Hacker News new | ask | show | jobs
by kevingadd 1161 days ago
There's some nuance to this, I think. For one arbitrary example where this might not hold: NovelAI was trained on data from 'danbooru', an imageboard where people repost and tag art. All the tagging on that site is in English and they frequently also translate things like the author's description of the image and any in-image text. So if you were to use that site as a dataset, it would all be English.

Or is it? The original source content was in a mix of languages - english, japanese, chinese, korean, etc. It only then got translated into english and tagged in english. So if you had trained on the original source content, you would have been training on a mix of languages, but that got erased for the convenience of the people training the network.

1 comments

Even if the original images have a mix of languages I think the tagging is all done in english (I may be wrong). I would argue that the source material includes the tagging as it is necessary for the AI to get trained so the content is not really mixed but entirely english.

But anyways the danbooru tags consist of things like: short hair, blue eyes, portrait. Things that are much more easier to translate (or "understand") in several languages than entire phrases like GPT does.
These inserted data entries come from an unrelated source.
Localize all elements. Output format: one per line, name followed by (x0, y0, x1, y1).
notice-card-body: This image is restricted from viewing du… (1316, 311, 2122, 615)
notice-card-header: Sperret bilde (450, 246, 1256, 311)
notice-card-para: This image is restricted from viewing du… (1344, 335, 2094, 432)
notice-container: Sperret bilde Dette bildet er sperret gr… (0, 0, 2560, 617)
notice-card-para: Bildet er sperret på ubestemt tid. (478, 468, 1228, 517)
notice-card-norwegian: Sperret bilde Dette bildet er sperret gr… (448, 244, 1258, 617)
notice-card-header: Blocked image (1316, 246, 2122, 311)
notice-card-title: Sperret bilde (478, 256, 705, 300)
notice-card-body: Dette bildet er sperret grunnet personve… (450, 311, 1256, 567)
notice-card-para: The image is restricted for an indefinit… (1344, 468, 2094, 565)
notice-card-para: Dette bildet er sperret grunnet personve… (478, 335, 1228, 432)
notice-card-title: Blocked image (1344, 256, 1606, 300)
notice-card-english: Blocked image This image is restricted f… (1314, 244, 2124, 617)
Yeah, the danbooru tagging is done in english. However, if the art is sourced from places like Pixiv, those sites do tagging in the site's native language. My point is that the original content was in a mix of languages, but the process of tagging and training normalized it all into english and results in a situation where even the people who authored the original art will now pay more to use the resulting networks if billed per-token unless they learn English. So we're basically taking all this input from various cultures, Englishifying it, and then potentially billing them more if they want to keep using their native tongue. Kind of sad.